Hombre, hombre, y ella también lo sabe.

– Otro punto a mi favor: creerá que quien le persigue es un despistado librero y se confiará más.

– ¡Si al menos fuerais una docena de libreros!

– Mi verdadera baza es que él no ha leído a Raymond Chandler y a Dashiell Hammett y yo sí. -Recojo de Koldobike un paciente suspiro y me detengo bajo el rótulo Sección Especial-. ¿Se ha recibido hoy algún título? -Es la pregunta que le dirijo casi a diario.

– No. Y que no manden más porque no salen los otros y no hay sitio. ¿Y sabes lo que te digo? Si no se te quita esa idea de la cabeza, enciendo en la calle una fogata con todos esos librotes que te han comido el seso.

La tengo a mi espalda, me llega su perfume barato.

– Sal a la peluquería a que te pongan de rubia.

Dejo de oír su respiración. No me atrevo a volverme.

– ¿Es que las rubias venden más libros?

Sé que no piensa así. Me vuelvo con un entusiasmo repentino y la tomo de los hombros.

– Escucha: con un simple biombo convertiremos mi mesita del fondo en la oficina donde Samuel Esparta recibirá a sus clientes en apuros. Llegarán a la librería personas…, hombres o mujeres, no importa…, que no buscan libros sino al investigador privado Samuel Esparta, y tú simularás que te sacas un chicle de la boca, o te sacas uno de verdad, y lo pegas debajo de tu mesa y le preguntas: «¿A quién anuncio?», y te vienes al biombo, asomas la cabeza por una esquina y me anuncias: «El señor X o la señora X». Todo esto lo hace mejor una secretaria rubia.
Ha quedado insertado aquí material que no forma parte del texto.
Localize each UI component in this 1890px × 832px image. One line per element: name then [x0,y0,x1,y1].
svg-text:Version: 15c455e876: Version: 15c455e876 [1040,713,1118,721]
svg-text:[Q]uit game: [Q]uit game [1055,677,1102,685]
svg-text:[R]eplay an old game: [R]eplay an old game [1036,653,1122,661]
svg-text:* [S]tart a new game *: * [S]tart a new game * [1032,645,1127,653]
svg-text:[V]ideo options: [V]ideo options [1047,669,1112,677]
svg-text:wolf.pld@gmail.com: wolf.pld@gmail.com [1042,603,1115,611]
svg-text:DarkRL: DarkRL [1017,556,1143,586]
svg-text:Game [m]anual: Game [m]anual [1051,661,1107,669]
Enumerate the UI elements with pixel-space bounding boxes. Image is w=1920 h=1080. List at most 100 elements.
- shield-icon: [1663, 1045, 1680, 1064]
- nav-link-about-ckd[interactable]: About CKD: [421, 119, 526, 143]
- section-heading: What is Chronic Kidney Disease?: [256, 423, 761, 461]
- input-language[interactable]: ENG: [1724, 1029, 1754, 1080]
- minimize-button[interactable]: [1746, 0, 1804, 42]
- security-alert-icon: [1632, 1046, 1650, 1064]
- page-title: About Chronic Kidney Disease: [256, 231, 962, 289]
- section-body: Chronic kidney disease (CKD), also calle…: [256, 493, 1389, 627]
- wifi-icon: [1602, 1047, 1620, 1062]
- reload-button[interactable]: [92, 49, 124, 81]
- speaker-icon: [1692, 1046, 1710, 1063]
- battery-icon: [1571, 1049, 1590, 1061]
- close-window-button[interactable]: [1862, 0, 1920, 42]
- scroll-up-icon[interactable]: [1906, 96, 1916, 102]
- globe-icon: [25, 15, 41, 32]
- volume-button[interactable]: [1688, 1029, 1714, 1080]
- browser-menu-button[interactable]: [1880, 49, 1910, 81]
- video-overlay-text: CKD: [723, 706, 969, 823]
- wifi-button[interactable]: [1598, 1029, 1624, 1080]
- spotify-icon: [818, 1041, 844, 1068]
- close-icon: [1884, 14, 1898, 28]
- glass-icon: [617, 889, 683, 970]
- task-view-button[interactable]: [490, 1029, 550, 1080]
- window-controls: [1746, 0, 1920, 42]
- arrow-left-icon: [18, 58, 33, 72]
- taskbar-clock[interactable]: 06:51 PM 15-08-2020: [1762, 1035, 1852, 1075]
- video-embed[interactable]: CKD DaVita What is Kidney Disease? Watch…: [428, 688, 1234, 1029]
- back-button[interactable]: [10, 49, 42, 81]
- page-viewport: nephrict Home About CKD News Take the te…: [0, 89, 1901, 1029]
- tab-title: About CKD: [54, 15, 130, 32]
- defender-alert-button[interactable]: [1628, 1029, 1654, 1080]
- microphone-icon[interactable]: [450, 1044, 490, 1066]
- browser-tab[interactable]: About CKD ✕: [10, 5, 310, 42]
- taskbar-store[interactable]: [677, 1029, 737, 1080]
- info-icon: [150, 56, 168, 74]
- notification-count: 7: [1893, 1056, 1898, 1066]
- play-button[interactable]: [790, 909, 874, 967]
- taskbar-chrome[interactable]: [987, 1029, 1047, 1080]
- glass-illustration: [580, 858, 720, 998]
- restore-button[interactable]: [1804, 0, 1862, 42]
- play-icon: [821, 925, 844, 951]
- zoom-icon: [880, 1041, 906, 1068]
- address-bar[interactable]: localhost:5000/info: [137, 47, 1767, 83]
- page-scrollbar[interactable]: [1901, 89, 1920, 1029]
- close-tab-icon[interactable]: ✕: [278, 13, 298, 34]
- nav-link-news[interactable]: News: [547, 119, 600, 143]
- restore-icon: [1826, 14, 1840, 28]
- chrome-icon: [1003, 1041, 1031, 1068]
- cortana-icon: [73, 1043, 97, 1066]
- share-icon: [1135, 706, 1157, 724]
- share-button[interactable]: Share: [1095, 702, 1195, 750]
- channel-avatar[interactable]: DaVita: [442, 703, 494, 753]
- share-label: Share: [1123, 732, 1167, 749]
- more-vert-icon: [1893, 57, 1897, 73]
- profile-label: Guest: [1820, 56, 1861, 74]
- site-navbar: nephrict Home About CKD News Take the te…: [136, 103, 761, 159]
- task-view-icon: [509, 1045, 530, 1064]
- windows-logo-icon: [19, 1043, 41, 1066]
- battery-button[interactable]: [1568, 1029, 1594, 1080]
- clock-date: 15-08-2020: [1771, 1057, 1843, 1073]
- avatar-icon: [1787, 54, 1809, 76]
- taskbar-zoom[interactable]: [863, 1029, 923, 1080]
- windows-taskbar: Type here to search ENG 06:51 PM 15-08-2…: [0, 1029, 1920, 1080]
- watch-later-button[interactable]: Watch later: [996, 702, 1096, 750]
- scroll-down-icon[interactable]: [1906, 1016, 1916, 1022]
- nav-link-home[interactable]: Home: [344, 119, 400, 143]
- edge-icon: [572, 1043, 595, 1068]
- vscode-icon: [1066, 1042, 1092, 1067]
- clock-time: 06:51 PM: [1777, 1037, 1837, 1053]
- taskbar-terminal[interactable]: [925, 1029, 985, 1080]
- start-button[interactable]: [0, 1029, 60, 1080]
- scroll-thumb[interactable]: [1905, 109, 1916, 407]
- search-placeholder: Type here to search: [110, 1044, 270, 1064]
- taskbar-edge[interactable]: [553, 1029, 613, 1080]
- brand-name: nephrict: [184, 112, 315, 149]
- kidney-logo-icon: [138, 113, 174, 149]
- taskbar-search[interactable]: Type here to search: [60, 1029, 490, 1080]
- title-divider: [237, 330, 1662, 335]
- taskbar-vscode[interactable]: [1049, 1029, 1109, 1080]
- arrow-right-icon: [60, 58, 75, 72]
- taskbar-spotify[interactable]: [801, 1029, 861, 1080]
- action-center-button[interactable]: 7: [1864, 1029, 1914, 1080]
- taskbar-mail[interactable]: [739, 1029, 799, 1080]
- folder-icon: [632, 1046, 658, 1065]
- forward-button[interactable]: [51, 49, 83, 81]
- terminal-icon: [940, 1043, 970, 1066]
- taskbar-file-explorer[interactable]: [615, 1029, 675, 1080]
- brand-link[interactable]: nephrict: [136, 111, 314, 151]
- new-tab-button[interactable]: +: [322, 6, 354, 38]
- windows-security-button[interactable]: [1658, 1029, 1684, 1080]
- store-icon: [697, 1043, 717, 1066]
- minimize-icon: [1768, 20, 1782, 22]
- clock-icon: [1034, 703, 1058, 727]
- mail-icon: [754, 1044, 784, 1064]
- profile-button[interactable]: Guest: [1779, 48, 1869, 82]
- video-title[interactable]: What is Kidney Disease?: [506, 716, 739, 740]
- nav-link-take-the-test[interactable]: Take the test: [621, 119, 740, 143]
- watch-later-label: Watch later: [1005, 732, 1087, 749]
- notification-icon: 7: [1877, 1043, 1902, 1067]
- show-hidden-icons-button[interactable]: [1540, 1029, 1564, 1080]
Retrocede un paso, librándose de mis manos.

– ¿Cómo te atreves a mandar en mi pelo? Estás enfermo. Tendrás que buscarte a otra.

– No quiero a otra, te quiero a ti.

Se desinfla, aunque no del todo.

– Me gusta mi pelo, nunca me lo he teñido ni tengo intención de hacerlo.

Me encojo de hombros.

– Bueno… A fin de cuentas, era sólo una pieza… y no fundamental.

– ¿No? -Koldobike se ha puesto en guardia, la he herido sin querer, no ha sido un truco por mi parte.

– Empezaré con lo puesto y ya iremos viendo -le anuncio.

Se dirige a su mesita, pero al llegar a ella no se sienta.

– ¿Acaso ya sabes por dónde empezar tus investigaciones?

– Por la playa, naturalmente. Por Etxe descubriendo a los gemelos atados a la peña de Félix Apraiz. Mi estreno será Etxe, mi primer interrogatorio.

¿Qué está pensando Koldobike en este descanso que se toma?